The study aims to measure the Volcker Rule’s impact on the energy market. Though the study was commissioned by Morgan Stanley, which stands to take a hit as a result of the mandate, IHS researchers said that the study remained unbiased and completely autonomous, according to Reuters.
According to the IHS researchers, large financial institutions are crucial in hedging risk and ensuring timely trades on behalf of energy companies. As the Volcker Rule seeks to limit proprietary trading and investment in private equity and hedge funds, banks will be less able to maintain this role, ultimately leading to higher energy prices.

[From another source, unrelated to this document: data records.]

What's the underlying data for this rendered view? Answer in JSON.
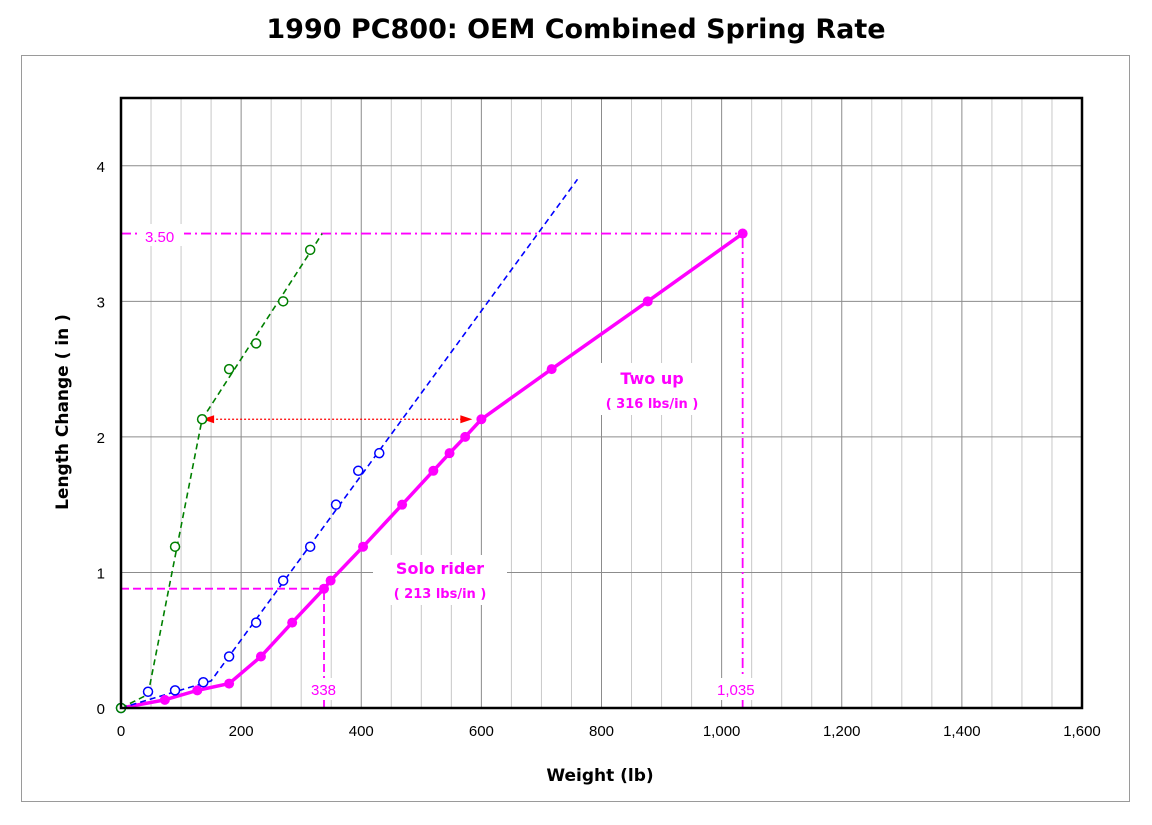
{
  "chart_data": {
    "type": "line",
    "title": "1990 PC800:  OEM Combined Spring Rate",
    "xlabel": "Weight (lb)",
    "ylabel": "Length Change  ( in )",
    "xlim": [
      0,
      1600
    ],
    "ylim": [
      0,
      4.5
    ],
    "x_ticks": [
      0,
      200,
      400,
      600,
      800,
      1000,
      1200,
      1400,
      1600
    ],
    "x_tick_labels": [
      "0",
      "200",
      "400",
      "600",
      "800",
      "1,000",
      "1,200",
      "1,400",
      "1,600"
    ],
    "y_ticks": [
      0,
      1,
      2,
      3,
      4
    ],
    "y_tick_labels": [
      "0",
      "1",
      "2",
      "3",
      "4"
    ],
    "x_minor_step": 50,
    "grid": true,
    "series": [
      {
        "style": "line-solid-markers",
        "color": "#ff00ff",
        "x": [
          0,
          73,
          127,
          180,
          233,
          285,
          338,
          349,
          403,
          468,
          520,
          547,
          573,
          600,
          717,
          877,
          1035
        ],
        "y": [
          0,
          0.06,
          0.13,
          0.18,
          0.38,
          0.63,
          0.88,
          0.94,
          1.19,
          1.5,
          1.75,
          1.88,
          2.0,
          2.13,
          2.5,
          3.0,
          3.5
        ]
      },
      {
        "style": "open-markers",
        "color": "#0000ff",
        "x": [
          0,
          45,
          90,
          137,
          180,
          225,
          270,
          315,
          358,
          395,
          430
        ],
        "y": [
          0,
          0.12,
          0.13,
          0.19,
          0.38,
          0.63,
          0.94,
          1.19,
          1.5,
          1.75,
          1.88
        ]
      },
      {
        "style": "dashed-fit",
        "color": "#0000ff",
        "x": [
          0,
          150,
          760
        ],
        "y": [
          0,
          0.2,
          3.9
        ]
      },
      {
        "style": "open-markers",
        "color": "#008000",
        "x": [
          0,
          90,
          135,
          180,
          225,
          270,
          315
        ],
        "y": [
          0,
          1.19,
          2.13,
          2.5,
          2.69,
          3.0,
          3.38
        ]
      },
      {
        "style": "dashed-fit",
        "color": "#008000",
        "x": [
          0,
          45,
          135,
          335
        ],
        "y": [
          0,
          0.1,
          2.13,
          3.5
        ]
      }
    ],
    "reference_lines": [
      {
        "style": "dash-dot",
        "color": "#ff00ff",
        "y": 3.5,
        "x_from": 0,
        "x_to": 1035
      },
      {
        "style": "dash-dot",
        "color": "#ff00ff",
        "x": 1035,
        "y_from": 0,
        "y_to": 3.5
      },
      {
        "style": "dashed",
        "color": "#ff00ff",
        "y": 0.88,
        "x_from": 0,
        "x_to": 338
      },
      {
        "style": "dashed",
        "color": "#ff00ff",
        "x": 338,
        "y_from": 0,
        "y_to": 0.88
      }
    ],
    "arrow": {
      "color": "#ff0000",
      "y": 2.13,
      "x_from": 135,
      "x_to": 585
    },
    "annotations": {
      "y_ref_label": "3.50",
      "x_ref_label_solo": "338",
      "x_ref_label_two": "1,035",
      "solo_title": "Solo rider",
      "solo_rate": "( 213 lbs/in )",
      "two_title": "Two up",
      "two_rate": "( 316 lbs/in )"
    }
  }
}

“You are going to eliminate the flywheel that makes the system work,” IHS CERA Chairman Daniel Yergin said, according to Reuters.

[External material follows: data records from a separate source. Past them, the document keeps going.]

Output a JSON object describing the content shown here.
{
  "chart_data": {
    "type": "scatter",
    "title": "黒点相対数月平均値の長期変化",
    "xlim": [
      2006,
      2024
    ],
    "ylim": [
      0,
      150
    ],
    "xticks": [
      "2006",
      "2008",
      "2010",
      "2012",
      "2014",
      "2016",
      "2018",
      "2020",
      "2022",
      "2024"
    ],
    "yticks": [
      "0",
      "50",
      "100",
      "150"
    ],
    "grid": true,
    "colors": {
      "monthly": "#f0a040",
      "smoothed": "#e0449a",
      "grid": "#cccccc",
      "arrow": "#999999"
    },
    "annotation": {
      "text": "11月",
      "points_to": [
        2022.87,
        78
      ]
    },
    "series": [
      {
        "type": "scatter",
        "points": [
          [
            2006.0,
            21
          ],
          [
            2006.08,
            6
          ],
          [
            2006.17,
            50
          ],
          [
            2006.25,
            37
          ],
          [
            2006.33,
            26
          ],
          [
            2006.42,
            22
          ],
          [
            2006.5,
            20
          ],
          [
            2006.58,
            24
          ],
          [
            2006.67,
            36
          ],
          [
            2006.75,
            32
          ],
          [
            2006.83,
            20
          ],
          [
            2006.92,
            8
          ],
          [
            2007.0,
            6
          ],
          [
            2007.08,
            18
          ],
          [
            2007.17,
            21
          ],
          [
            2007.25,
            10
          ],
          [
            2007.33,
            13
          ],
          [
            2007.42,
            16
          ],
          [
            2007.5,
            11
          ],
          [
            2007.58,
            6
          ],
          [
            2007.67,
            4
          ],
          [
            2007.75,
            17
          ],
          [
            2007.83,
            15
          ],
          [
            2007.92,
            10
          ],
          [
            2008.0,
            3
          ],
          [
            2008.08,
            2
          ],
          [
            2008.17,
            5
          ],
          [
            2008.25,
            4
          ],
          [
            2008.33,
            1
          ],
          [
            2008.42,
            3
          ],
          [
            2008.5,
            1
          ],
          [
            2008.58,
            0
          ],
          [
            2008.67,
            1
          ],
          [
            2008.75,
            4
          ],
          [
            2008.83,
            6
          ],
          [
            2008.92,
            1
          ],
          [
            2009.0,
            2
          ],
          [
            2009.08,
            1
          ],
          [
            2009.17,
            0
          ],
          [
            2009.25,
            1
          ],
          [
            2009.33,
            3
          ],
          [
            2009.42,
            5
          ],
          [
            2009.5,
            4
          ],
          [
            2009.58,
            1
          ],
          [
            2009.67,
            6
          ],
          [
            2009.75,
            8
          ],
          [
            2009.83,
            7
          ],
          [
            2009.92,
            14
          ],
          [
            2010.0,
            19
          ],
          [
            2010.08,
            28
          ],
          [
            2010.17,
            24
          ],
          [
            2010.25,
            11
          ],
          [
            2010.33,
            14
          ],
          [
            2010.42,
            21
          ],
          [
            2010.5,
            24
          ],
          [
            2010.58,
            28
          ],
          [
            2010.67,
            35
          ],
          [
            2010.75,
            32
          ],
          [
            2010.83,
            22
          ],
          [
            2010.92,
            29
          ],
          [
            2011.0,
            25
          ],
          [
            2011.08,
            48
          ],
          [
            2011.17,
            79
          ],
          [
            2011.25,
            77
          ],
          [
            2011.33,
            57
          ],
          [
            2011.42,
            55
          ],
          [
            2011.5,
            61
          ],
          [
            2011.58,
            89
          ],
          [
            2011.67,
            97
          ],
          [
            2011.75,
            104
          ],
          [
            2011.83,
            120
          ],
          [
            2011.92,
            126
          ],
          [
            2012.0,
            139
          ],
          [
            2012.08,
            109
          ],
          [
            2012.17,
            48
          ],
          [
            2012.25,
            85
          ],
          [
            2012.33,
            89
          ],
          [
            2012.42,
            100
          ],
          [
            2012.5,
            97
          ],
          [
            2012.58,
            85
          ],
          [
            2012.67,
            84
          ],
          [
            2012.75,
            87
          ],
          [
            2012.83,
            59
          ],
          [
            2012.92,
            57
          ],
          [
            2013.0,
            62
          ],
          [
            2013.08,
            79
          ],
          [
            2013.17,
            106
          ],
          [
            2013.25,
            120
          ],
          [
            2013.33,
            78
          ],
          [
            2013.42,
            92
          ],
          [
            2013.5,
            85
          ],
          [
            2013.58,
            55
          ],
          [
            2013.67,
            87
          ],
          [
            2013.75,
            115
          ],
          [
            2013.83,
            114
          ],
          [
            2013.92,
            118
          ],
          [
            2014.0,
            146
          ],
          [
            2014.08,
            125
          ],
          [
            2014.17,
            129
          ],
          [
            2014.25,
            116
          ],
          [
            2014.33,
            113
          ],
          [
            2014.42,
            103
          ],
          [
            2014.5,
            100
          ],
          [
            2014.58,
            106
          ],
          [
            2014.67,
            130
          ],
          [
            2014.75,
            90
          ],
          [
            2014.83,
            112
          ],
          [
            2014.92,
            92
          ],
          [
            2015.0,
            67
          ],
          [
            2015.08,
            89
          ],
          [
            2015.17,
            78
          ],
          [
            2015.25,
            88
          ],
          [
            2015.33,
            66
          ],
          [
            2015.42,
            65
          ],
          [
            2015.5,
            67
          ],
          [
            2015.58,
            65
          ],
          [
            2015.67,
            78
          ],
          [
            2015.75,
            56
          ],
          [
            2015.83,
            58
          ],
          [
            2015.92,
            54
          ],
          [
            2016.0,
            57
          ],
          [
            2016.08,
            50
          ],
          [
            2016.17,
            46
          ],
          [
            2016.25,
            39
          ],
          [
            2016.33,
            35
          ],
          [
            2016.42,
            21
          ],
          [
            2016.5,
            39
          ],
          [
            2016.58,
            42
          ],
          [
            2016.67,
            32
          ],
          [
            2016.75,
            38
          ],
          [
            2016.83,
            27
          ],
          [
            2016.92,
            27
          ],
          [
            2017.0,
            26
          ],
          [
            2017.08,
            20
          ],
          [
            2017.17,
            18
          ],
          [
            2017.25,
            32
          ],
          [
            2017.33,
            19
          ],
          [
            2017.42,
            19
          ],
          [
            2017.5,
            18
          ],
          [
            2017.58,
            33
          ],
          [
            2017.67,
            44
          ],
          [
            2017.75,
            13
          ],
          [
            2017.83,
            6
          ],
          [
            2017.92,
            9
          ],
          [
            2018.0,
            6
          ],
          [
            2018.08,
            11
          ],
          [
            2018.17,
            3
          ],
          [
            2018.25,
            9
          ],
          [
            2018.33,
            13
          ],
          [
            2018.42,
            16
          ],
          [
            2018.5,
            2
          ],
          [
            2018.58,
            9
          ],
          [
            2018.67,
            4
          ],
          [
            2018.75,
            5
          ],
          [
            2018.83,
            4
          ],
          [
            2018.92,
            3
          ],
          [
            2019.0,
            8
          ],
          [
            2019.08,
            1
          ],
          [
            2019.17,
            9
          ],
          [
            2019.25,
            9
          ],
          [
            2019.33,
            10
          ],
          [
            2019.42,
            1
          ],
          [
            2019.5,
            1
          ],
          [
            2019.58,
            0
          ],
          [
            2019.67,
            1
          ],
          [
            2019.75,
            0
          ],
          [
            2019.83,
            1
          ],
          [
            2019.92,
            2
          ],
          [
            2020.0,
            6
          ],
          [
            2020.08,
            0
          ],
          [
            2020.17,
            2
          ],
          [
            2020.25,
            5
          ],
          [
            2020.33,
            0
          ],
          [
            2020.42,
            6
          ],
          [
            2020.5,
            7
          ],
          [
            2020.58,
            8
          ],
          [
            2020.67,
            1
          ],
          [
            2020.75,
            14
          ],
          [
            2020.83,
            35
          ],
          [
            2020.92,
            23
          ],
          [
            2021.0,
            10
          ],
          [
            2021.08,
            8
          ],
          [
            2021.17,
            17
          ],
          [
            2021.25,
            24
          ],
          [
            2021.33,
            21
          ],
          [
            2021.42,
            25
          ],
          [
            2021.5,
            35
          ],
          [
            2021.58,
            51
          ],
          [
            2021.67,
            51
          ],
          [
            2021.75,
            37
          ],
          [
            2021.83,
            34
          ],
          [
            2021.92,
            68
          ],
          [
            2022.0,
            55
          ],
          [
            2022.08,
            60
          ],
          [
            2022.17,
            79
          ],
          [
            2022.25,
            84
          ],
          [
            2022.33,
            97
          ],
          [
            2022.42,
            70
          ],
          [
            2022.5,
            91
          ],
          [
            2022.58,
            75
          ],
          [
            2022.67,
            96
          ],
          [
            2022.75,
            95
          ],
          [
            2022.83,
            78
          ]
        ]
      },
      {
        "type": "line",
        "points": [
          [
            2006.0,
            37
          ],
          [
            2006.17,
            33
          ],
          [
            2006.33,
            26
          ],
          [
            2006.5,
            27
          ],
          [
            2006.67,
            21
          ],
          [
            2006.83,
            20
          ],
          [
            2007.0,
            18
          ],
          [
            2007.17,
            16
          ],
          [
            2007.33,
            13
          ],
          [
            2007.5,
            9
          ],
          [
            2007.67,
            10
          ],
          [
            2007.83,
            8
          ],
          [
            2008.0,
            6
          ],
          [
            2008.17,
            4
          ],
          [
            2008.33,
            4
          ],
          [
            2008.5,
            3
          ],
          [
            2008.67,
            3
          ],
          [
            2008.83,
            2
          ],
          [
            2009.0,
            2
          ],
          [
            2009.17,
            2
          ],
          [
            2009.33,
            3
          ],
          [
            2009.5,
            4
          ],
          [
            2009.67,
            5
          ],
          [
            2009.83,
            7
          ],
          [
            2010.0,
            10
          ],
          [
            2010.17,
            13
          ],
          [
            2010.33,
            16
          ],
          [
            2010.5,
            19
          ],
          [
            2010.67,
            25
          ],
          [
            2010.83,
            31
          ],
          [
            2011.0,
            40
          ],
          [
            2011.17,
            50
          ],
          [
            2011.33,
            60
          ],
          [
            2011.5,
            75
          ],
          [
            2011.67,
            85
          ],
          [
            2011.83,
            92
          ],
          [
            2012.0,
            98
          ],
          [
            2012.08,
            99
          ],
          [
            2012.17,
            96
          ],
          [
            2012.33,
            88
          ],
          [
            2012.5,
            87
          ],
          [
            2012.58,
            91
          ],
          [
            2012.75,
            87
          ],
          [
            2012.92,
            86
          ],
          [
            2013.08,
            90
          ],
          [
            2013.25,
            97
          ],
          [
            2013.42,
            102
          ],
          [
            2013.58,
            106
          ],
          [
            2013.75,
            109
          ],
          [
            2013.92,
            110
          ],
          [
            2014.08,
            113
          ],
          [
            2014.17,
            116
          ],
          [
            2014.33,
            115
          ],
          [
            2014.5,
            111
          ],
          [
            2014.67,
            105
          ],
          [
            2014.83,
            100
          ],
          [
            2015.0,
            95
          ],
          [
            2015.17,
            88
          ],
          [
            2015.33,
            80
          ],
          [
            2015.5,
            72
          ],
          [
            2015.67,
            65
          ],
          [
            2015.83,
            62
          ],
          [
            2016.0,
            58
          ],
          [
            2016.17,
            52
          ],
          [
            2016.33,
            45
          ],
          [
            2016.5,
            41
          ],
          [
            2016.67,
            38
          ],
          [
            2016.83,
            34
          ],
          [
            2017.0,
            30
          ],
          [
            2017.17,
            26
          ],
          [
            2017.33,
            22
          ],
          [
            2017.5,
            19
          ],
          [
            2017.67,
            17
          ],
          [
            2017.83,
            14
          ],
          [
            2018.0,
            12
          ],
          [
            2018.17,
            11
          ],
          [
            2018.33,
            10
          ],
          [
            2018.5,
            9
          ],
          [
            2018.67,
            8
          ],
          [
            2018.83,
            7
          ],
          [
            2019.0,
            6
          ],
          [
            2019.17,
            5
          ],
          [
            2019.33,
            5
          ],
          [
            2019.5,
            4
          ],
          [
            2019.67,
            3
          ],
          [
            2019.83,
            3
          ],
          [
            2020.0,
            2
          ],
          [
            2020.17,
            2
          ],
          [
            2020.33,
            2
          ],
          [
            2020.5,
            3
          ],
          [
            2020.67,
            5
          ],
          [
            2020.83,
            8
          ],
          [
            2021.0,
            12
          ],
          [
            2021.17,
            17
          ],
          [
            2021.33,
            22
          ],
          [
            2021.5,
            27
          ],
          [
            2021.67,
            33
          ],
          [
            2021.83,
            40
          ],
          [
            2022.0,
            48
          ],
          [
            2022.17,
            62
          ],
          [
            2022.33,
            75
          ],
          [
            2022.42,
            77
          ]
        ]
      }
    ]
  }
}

Other results of the Volcker Rule’s impact on the energy market, as outlined in the study, include a cutback of 200,000 jobs in the energy sector, declining investment in natural gas extraction and a four cent increase in gas prices on the East Coast.
The rule, a provision of the 2010 Dodd-Frank Act, does extend exemptions to those trades being made for clients or those made to hedge portfolio risk. IHS researchers suggest that these exemptions should be expanded.
“The economic analysis demonstrates the possible unintended consequences that the proposed rule, in its current form, could have on broader segments of the U.S. economy,” Kurt Barrow, a report author, said, according to Reuters.
Several large financial institutions like Morgan Stanley have invited other industries to share in concern over the Volcker Rule with the hope that regulators will take notice. Some officials are skeptical of studies conducted or commissioned by the financial sector.
“I think we all need to be a little bit wary of the false precision that sometimes is associated with analytical advocacy,” Federal Reserve Governor Daniel Tarullo said in January, Reuters reports.